The first is seamless console to IDE transition. What it allows you to do is build the bare bones application on the console, and with a single click, we package in all of the dependencies for you and it starts to light up on your local IDE.
You can start immediately coding on your local IDE without doing any additional manual work or downloading. Second is local testing. LocalStack is an AWS partner that assists with emulating and simulating a bunch of AWS services. An application is not just the function, but comprises storage, database, networking, and so on. LocalStack allows you to do all of this locally in your IDE. With LocalStack, we're deeply integrated now. It helps you develop offline fully on your local machine and test on your local machine, leading to faster iterations of your business logic without any additional custom tooling that you need.

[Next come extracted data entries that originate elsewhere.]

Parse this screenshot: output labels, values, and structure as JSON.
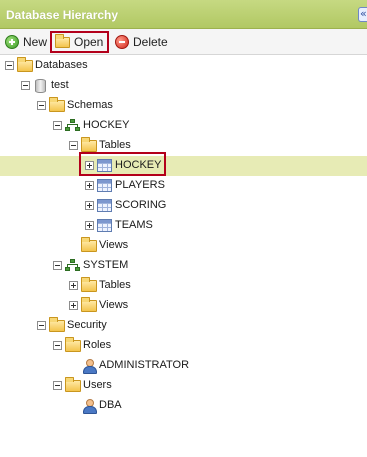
{
  "header": {
    "title": "Database Hierarchy",
    "collapse_glyph": "«"
  },
  "toolbar": {
    "new_label": "New",
    "open_label": "Open",
    "delete_label": "Delete"
  },
  "tree": {
    "databases": "Databases",
    "test": "test",
    "schemas": "Schemas",
    "schema_hockey": "HOCKEY",
    "tables_1": "Tables",
    "table_hockey": "HOCKEY",
    "table_players": "PLAYERS",
    "table_scoring": "SCORING",
    "table_teams": "TEAMS",
    "views_1": "Views",
    "schema_system": "SYSTEM",
    "tables_2": "Tables",
    "views_2": "Views",
    "security": "Security",
    "roles": "Roles",
    "administrator": "ADMINISTRATOR",
    "users": "Users",
    "dba": "DBA"
  },
  "colors": {
    "header": "#b9cf6e",
    "selected_row": "#e7ebb5",
    "highlight": "#b3001b"
  }
}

Finally, at this phase, you're at the place where most developers say, "It works on my machine." You know it sucks to be you if it doesn't work on your machine, but you want to be good people and test in the cloud before you deploy to get a feel of what the real world looks like. Remote debugging enables you to do exactly that with just two clicks. You can simply enable your checkpoints or breakpoints, analyze your variables and source code the way you do locally while the code runs in production. Additional test cases that you can cover here are your IAM policies or permissions, your roles, your database connectivity, your VPC and network packs, and so on, without any additional custom tooling.
With the MCP server that we released in Q2, our idea was to enable best practices to be baked in. Customers tell us that generative AI assists in accelerating coding, but that code is not production ready. There's not much by way of input validations or error handling or status codes and so on. Our MCP server bakes those best practices in so your coding assistant can actually generate better quality code. It's more consistent quality that helps in reducing your code review cycles as well, overall accelerating your velocity. We have support for web apps, and this key picture shows you how we list and deploy web apps. We also added support for event-driven applications here. The MCP server can now help you set up your Kafka triggers and complete your event-driven architectures as well.

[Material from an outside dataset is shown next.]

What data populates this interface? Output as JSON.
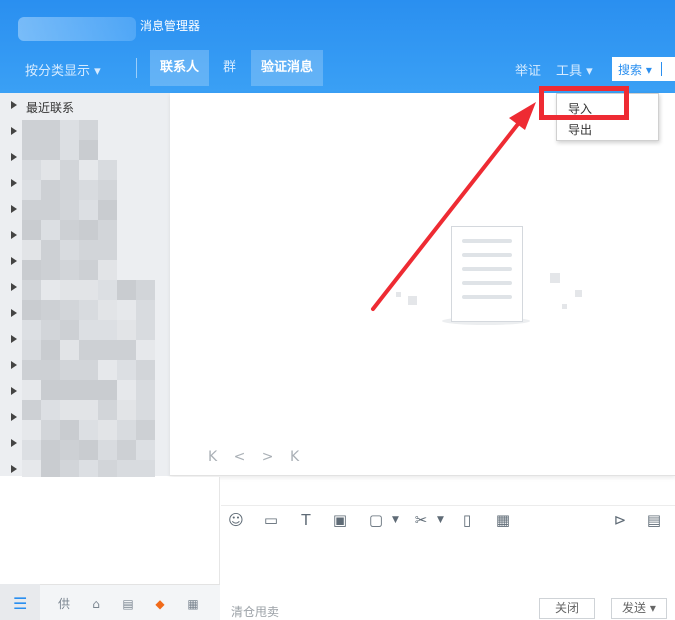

There are some other sessions on servers and some not here if you're interested. Some capabilities like durable functions were announced earlier this morning. Because this session was within four hours, I didn't have the permission to cover it, but tomorrow's session will cover that in great detail as well. Please join us. Our roadmap is now on GitHub. We welcome all participation there. Any future requests you have or any courses you want to give us, we might delete those posts, but we will read them at least. To delete, you also have to read. Please engage in discussions there. We're fairly customer obsessed, deeply customer obsessed rather, and we'd love to get your input into what we should build next. If you want to get involved in any private previews or developer previews, we can have the conversation there.
Thank you very much for joining me today. I know I spoke like a train. It was really twenty minutes compressed with a bunch of stuff that I could include but had to delete. Please join us in the other sessions. We would love to have you there. I was holding you from lunch, but you know, it was great to connect with you today. Stick around or get lunch, but it was great to connect with you today. Thank you so much.